Arnaud De Lie semble être la nouvelle pupe

C'est incroyable à quel point il est difficile pour Arnaud De Lie d'atteindre la normalité

Arnaud De Lie était, il n'y a pas si longtemps encore, cette bouffée d'air frais que le cyclisme belge apportait avec le naturel de celui qui fait du pain tous les matins.

J'ai appris qu'il était le nouveau Sagan, on l'appelait aussi le « Taureau de Lescheret », une appellation qui évoquait une force brute, presque primitive, capable d'aplatir les murs des Flandres et de finir au but.

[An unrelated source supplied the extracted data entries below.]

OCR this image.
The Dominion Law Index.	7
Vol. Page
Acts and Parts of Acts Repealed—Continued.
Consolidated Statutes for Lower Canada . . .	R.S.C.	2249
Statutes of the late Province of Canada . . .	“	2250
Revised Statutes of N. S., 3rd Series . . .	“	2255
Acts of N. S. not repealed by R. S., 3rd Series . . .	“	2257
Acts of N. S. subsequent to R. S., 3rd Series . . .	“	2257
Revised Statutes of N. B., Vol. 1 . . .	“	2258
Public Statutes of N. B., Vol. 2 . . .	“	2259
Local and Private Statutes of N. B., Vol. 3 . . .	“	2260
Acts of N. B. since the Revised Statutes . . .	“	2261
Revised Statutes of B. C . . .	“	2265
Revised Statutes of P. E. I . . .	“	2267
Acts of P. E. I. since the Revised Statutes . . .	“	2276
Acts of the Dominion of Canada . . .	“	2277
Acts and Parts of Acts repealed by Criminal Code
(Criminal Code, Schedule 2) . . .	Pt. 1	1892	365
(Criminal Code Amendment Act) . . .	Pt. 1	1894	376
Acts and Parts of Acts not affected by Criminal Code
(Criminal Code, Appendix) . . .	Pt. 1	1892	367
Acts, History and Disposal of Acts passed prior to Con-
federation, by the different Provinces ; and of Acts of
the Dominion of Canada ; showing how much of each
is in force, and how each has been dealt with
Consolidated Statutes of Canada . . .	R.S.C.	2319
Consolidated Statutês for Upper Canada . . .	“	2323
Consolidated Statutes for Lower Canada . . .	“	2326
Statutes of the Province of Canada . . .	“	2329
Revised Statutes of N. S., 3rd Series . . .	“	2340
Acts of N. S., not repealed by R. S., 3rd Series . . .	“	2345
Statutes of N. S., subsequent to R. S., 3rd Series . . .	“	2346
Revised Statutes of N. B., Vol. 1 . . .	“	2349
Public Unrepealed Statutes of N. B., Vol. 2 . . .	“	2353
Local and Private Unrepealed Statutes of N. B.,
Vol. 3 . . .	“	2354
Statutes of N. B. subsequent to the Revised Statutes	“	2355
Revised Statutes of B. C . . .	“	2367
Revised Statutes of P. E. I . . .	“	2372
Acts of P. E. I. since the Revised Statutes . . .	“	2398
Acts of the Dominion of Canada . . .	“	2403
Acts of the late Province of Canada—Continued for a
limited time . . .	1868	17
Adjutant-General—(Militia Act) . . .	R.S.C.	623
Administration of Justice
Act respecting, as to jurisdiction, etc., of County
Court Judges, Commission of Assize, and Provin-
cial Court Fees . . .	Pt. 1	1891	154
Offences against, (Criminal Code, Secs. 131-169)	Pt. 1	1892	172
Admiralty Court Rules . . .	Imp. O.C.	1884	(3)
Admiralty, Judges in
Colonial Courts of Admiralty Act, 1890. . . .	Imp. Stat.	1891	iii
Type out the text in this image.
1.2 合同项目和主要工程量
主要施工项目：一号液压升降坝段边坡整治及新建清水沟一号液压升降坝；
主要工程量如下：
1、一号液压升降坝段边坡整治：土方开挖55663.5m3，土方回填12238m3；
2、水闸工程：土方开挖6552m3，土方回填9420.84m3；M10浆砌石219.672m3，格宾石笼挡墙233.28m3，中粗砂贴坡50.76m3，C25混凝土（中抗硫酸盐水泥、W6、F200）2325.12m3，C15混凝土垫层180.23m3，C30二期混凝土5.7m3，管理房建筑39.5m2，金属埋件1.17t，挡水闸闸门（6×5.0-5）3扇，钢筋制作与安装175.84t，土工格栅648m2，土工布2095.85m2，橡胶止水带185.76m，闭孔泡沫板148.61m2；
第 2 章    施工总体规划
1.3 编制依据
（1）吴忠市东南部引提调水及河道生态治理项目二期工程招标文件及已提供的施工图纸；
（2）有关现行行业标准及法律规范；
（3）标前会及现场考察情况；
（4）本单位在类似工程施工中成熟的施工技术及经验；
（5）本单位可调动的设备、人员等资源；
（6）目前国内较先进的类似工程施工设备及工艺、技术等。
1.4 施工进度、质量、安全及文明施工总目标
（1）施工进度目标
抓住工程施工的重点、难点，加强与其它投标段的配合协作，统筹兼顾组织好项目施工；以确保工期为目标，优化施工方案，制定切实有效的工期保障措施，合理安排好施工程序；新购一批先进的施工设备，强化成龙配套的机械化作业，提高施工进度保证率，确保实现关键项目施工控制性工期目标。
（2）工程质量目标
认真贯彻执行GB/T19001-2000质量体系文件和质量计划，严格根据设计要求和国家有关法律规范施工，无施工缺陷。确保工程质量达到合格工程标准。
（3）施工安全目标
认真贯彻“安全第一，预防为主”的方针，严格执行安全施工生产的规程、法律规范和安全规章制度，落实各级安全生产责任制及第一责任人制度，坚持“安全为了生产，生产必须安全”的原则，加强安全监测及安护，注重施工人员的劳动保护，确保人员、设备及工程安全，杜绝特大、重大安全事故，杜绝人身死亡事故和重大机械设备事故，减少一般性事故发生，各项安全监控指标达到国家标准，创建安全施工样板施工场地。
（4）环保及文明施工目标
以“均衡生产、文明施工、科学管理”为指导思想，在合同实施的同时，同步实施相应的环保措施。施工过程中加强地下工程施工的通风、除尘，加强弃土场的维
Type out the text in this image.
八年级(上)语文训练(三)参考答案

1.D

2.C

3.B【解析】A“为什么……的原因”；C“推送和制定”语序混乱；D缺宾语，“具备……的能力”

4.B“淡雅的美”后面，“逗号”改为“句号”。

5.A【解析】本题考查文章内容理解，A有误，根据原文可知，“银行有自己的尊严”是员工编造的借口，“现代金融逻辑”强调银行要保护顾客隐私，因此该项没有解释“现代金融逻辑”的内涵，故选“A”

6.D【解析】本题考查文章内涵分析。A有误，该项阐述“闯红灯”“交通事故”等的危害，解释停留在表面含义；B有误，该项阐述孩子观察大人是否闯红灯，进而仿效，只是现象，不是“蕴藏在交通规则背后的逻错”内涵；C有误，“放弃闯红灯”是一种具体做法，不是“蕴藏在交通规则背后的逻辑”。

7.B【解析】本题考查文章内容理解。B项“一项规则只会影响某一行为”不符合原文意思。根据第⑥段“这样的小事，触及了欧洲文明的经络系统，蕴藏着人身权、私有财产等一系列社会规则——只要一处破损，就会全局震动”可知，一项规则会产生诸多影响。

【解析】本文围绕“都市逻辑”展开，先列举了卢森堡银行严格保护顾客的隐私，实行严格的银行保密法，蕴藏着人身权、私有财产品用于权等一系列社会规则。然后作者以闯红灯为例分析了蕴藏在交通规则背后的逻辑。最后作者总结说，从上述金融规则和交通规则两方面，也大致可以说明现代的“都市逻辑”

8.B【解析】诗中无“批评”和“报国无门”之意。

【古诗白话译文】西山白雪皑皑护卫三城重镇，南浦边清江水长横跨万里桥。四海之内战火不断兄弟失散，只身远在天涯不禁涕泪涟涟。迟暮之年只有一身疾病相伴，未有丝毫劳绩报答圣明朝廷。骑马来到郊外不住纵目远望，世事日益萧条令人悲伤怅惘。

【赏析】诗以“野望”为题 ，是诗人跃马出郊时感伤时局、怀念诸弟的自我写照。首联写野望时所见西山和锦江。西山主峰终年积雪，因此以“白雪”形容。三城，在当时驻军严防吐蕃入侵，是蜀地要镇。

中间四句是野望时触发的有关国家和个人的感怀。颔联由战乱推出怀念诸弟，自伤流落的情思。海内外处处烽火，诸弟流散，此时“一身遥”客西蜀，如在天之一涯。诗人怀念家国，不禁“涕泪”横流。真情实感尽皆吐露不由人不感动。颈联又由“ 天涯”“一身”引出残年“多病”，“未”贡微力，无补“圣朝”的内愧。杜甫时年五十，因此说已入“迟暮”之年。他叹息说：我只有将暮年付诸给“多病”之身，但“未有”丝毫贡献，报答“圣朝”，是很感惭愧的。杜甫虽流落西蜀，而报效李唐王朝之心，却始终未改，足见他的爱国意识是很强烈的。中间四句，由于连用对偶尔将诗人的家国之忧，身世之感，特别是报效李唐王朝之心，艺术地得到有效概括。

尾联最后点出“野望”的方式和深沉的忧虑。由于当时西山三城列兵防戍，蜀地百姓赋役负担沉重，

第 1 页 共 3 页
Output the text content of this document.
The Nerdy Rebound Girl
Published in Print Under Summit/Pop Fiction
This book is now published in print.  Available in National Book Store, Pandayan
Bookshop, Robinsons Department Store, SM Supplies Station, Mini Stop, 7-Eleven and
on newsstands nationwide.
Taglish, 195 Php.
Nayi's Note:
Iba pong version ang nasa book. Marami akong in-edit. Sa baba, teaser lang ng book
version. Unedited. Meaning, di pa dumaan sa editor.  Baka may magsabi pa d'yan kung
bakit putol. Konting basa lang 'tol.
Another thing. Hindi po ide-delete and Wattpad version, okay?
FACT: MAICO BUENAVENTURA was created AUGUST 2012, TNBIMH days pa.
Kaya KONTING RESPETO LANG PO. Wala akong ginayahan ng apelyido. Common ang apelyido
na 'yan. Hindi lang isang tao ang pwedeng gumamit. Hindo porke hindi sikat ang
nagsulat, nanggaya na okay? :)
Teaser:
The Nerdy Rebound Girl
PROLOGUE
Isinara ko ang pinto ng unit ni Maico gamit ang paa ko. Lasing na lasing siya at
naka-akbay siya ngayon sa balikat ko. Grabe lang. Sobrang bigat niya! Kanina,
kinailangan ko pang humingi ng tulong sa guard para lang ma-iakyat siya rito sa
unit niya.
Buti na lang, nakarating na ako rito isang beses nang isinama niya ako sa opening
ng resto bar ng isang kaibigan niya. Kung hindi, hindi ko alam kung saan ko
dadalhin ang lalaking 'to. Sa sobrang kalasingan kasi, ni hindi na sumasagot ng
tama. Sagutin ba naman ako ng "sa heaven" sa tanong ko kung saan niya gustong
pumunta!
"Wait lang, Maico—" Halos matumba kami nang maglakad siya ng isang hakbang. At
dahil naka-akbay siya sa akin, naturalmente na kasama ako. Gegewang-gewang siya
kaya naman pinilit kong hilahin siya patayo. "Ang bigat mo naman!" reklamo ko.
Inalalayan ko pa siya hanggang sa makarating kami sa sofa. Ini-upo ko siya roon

Or, ce que nous avons sur la table aujourd’hui est la chronique d’une promesse qui ne se réalise pas, d’un couloir qui semble emmêlé dans un labyrinthe de malheurs et de décisions à la limite du kafkaïen.

CCMM ValenceCCMM Valence

Son récent abandon du Giro d'Italia 2026 n'est que le dernier chapitre d'une série d'absurdités.

Il est arrivé à la « Corsa Rosa » avec une santé fragile et a tenu à peine quatre étapes.

Nous ne l'avons vu courir que par derrière.

Ce qui chez un autre coureur pourrait être compris comme de la malchance, chez De Lie commence à être un schéma inquiétant.

On parle de bactéries, de faiblesse extrême et de préparation qui n'atteint jamais le point idéal.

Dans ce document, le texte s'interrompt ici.